Continuous DeliveryApr 8, 2026

Feature Flags for Database Migrations: Ship Schema Changes Without Downtime

J
Jordan Mitchell
Senior Engineer

Database migrations are the part of a deployment that keeps engineers up at night. Code can be rolled back in seconds — schema changes often can't.

The usual approach — migrate the schema and deploy the new code simultaneously — is a single point of failure. If anything goes wrong, you're choosing between data integrity and availability. Neither option feels good at 2am.

The Problem with Coupled Migrations

When you deploy new code and a schema change at the same time, your deployment window is the danger zone. Old application instances running against the new schema, or new code hitting old columns — both situations cause failures that are hard to diagnose and painful to undo.

This gets worse as teams scale. Multiple services reading the same database. Rolling restarts that leave mixed versions running side-by-side. Blue-green deployments where the cutover touches schema that both environments share. The coupling between code and schema is a liability.

The Expand-Contract Pattern

The expand-contract pattern solves this by making schema changes strictly additive before removing anything. Combined with feature flags, it gives you a safe, incremental path through any migration:

  1. Expand: add the new column, table, or index — no existing code breaks because nothing reads or writes it yet.
  2. Flag-gate the new path: deploy code that writes to both old and new schema, but reads only from the old. The flag is off.
  3. Backfill: migrate existing data into the new structure.
  4. Ramp the flag: enable reads from the new schema for 1%, then 10%, then 100%.
  5. Contract: once the flag is fully rolled out and stable, clean up the old column in a follow-up migration.

At every step, rolling back means flipping a flag — not reverting a schema change.

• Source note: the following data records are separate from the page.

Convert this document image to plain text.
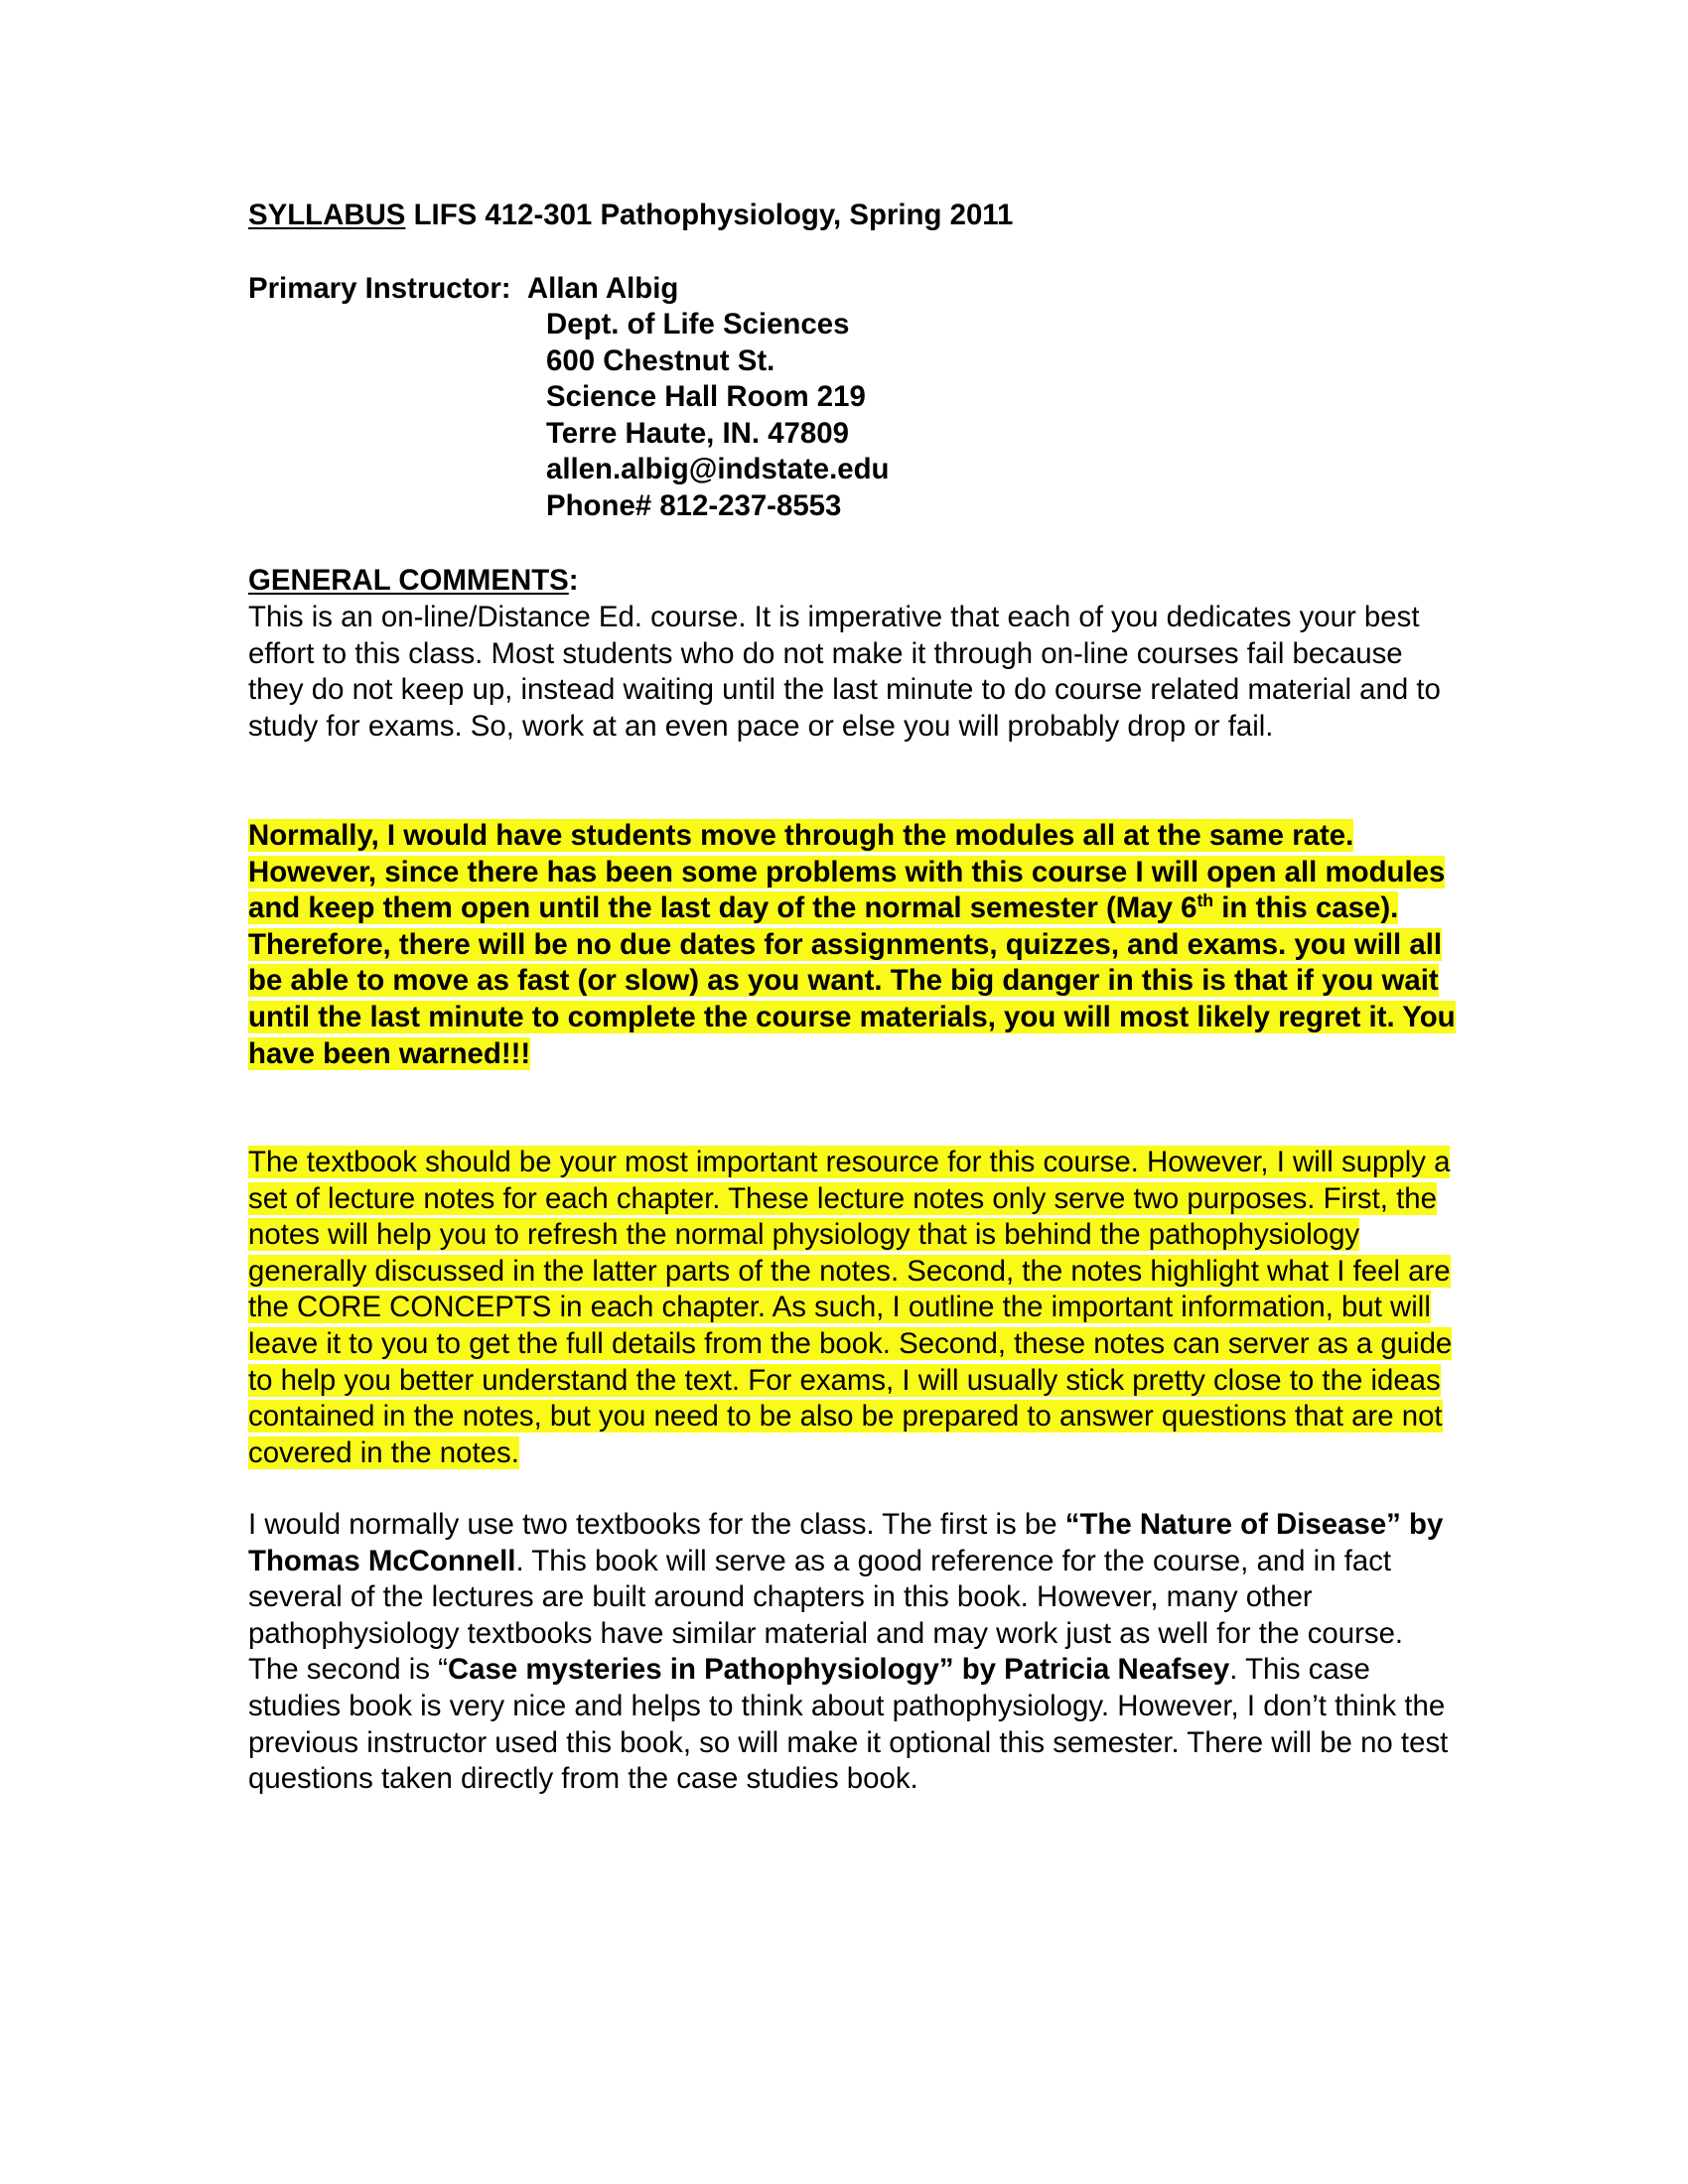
SYLLABUS LIFS 412-301 Pathophysiology, Spring 2011
Primary Instructor:  Allan Albig
Dept. of Life Sciences
600 Chestnut St.
Science Hall Room 219
Terre Haute, IN. 47809
allen.albig@indstate.edu
Phone# 812-237-8553
GENERAL COMMENTS:

This is an on-line/Distance Ed. course. It is imperative that each of you dedicates your best effort to this class. Most students who do not make it through on-line courses fail because they do not keep up, instead waiting until the last minute to do course related material and to study for exams. So, work at an even pace or else you will probably drop or fail.

Normally, I would have students move through the modules all at the same rate. However, since there has been some problems with this course I will open all modules and keep them open until the last day of the normal semester (May 6th in this case). Therefore, there will be no due dates for assignments, quizzes, and exams. you will all be able to move as fast (or slow) as you want. The big danger in this is that if you wait until the last minute to complete the course materials, you will most likely regret it. You have been warned!!!

The textbook should be your most important resource for this course. However, I will supply a set of lecture notes for each chapter. These lecture notes only serve two purposes. First, the notes will help you to refresh the normal physiology that is behind the pathophysiology generally discussed in the latter parts of the notes. Second, the notes highlight what I feel are the CORE CONCEPTS in each chapter. As such, I outline the important information, but will leave it to you to get the full details from the book. Second, these notes can server as a guide to help you better understand the text. For exams, I will usually stick pretty close to the ideas contained in the notes, but you need to be also be prepared to answer questions that are not covered in the notes.

I would normally use two textbooks for the class. The first is be “The Nature of Disease” by Thomas McConnell. This book will serve as a good reference for the course, and in fact several of the lectures are built around chapters in this book. However, many other pathophysiology textbooks have similar material and may work just as well for the course. The second is “Case mysteries in Pathophysiology” by Patricia Neafsey. This case studies book is very nice and helps to think about pathophysiology. However, I don’t think the previous instructor used this book, so will make it optional this semester. There will be no test questions taken directly from the case studies book.
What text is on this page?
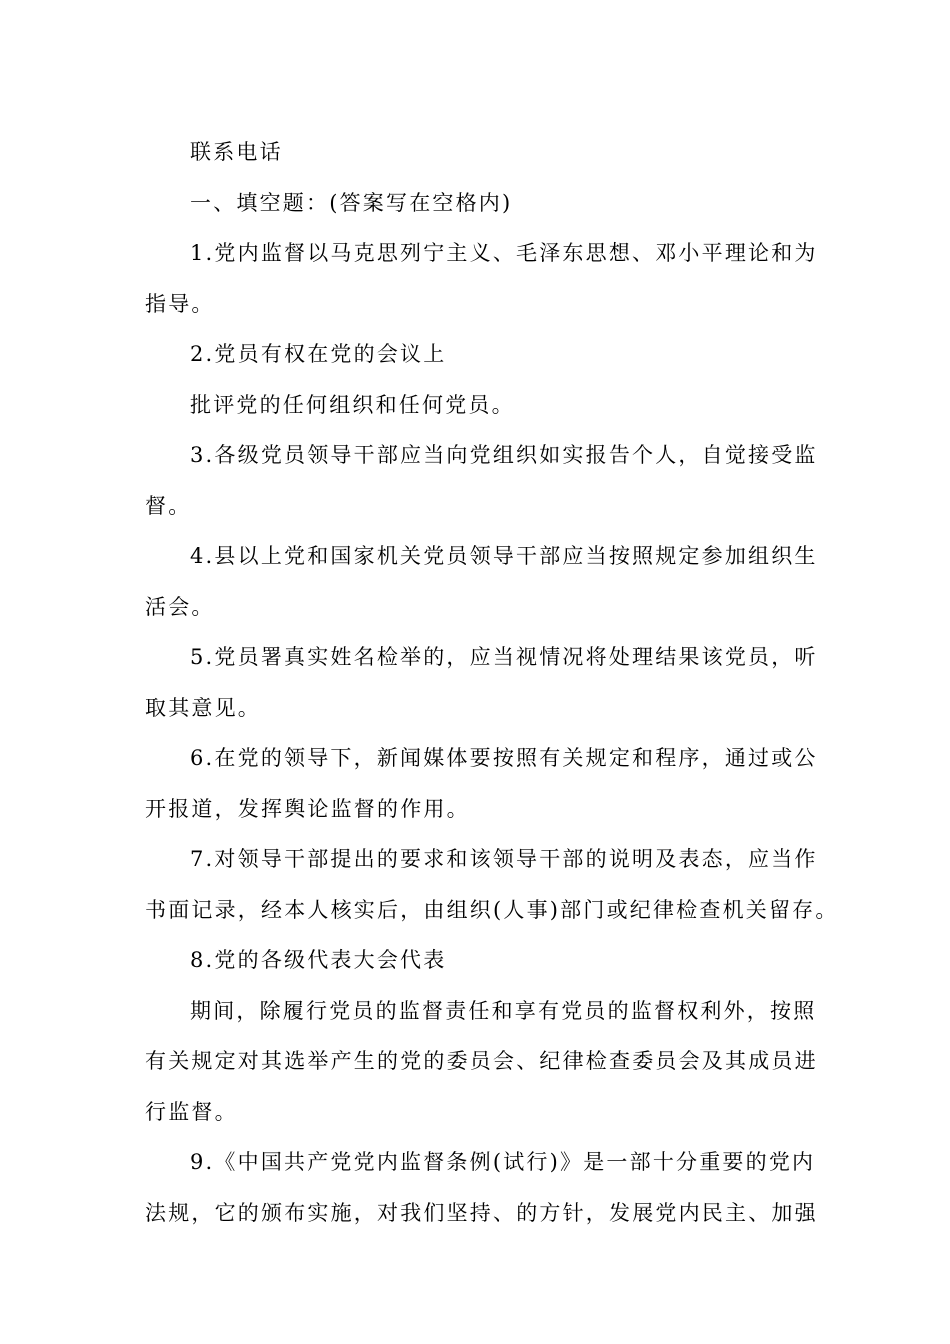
联系电话
一、填空题：(答案写在空格内)
1.党内监督以马克思列宁主义、毛泽东思想、邓小平理论和为
指导。
2.党员有权在党的会议上
批评党的任何组织和任何党员。
3.各级党员领导干部应当向党组织如实报告个人，自觉接受监
督。
4.县以上党和国家机关党员领导干部应当按照规定参加组织生
活会。
5.党员署真实姓名检举的，应当视情况将处理结果该党员，听
取其意见。
6.在党的领导下，新闻媒体要按照有关规定和程序，通过或公
开报道，发挥舆论监督的作用。
7.对领导干部提出的要求和该领导干部的说明及表态，应当作
书面记录，经本人核实后，由组织(人事)部门或纪律检查机关留存。
8.党的各级代表大会代表
期间，除履行党员的监督责任和享有党员的监督权利外，按照
有关规定对其选举产生的党的委员会、纪律检查委员会及其成员进
行监督。
9.《中国共产党党内监督条例(试行)》是一部十分重要的党内
法规，它的颁布实施，对我们坚持、的方针，发展党内民主、加强
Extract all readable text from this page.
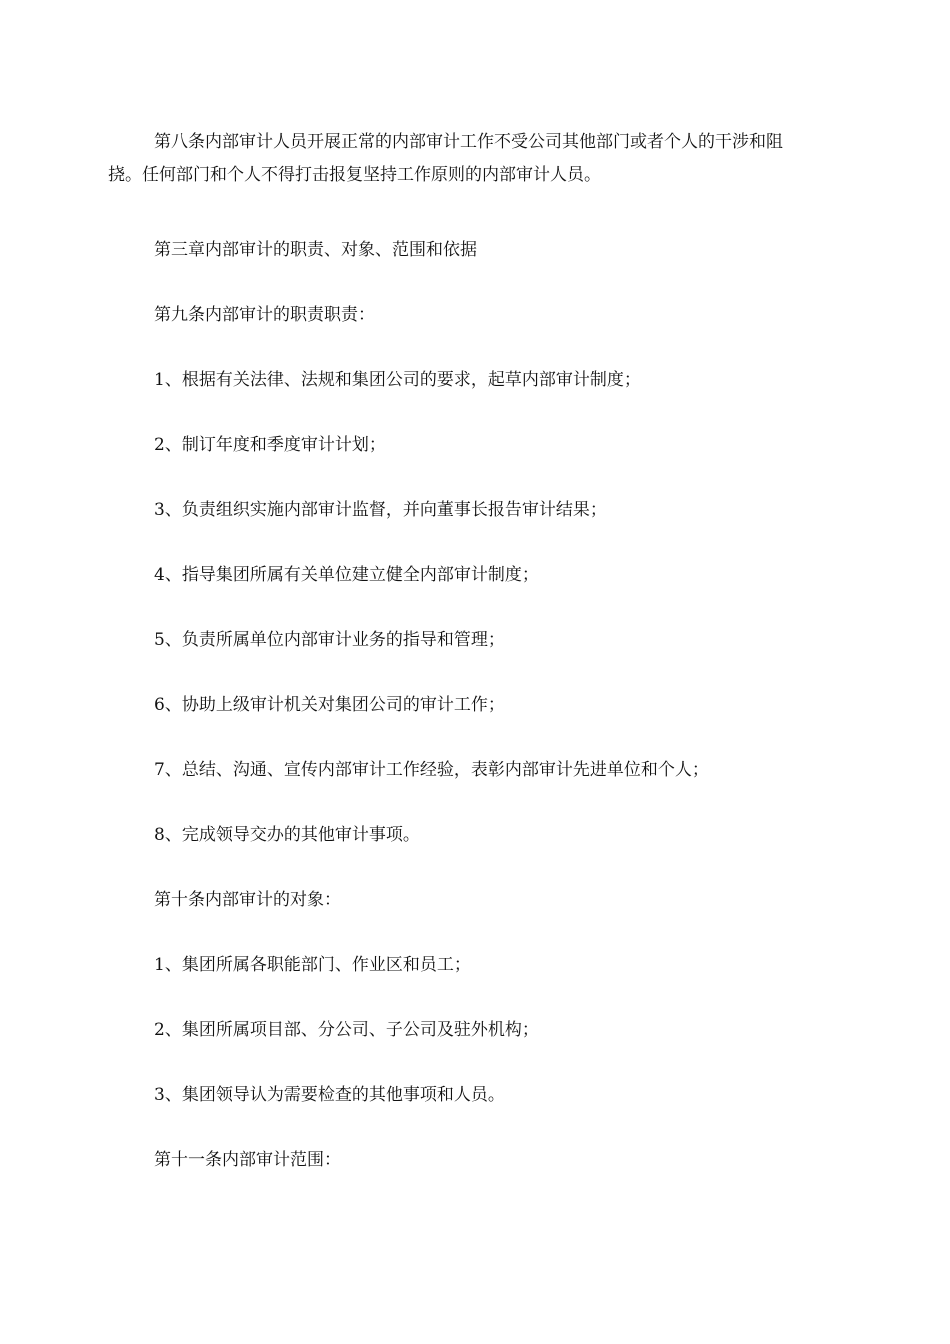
第八条内部审计人员开展正常的内部审计工作不受公司其他部门或者个人的干涉和阻挠。任何部门和个人不得打击报复坚持工作原则的内部审计人员。

第三章内部审计的职责、对象、范围和依据

第九条内部审计的职责职责：

1、根据有关法律、法规和集团公司的要求，起草内部审计制度；

2、制订年度和季度审计计划；

3、负责组织实施内部审计监督，并向董事长报告审计结果；

4、指导集团所属有关单位建立健全内部审计制度；

5、负责所属单位内部审计业务的指导和管理；

6、协助上级审计机关对集团公司的审计工作；

7、总结、沟通、宣传内部审计工作经验，表彰内部审计先进单位和个人；

8、完成领导交办的其他审计事项。

第十条内部审计的对象：

1、集团所属各职能部门、作业区和员工；

2、集团所属项目部、分公司、子公司及驻外机构；

3、集团领导认为需要检查的其他事项和人员。

第十一条内部审计范围：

What This Looks Like in Code

Using the Featureflow Node.js SDK, the flag-gated read path is a single conditional:

import featureflow from 'featureflow-client';

const client = featureflow.createClient({ apiKey: process.env.FF_API_KEY });
await client.waitForInitialization();

async function getUserEmail(userId: string): Promise<string> {
  const context = { key: userId };

  if (client.evaluate('new-email-column', context).isOn()) {
    // Read from new normalised column
    return db.users.findEmail(userId);
  }

  // Fallback to legacy denormalised field
  return db.legacy_users.findEmailField(userId);
}

Both code paths run in production. The flag controls which one serves traffic. If the new column has a data quality issue at 10% rollout, you disable the flag and 100% of users instantly fall back — no migration needed, no incident.

Observability During the Ramp

The incremental rollout is only useful if you're watching what changes. Tag your database query metrics with the flag variant so you can compare error rates, latency, and result counts between old and new paths side-by-side. Featureflow's percentage rollout controls let you pause at any stage if metrics drift before committing to 100%.

The contract phase — removing the old column — becomes a no-stakes cleanup rather than a high-risk operation. By that point the old path has had zero traffic for days or weeks.

Schema changes don't have to be deployment-day drama. The expand-contract pattern with feature flags turns one dangerous big-bang migration into a series of boring, reversible steps.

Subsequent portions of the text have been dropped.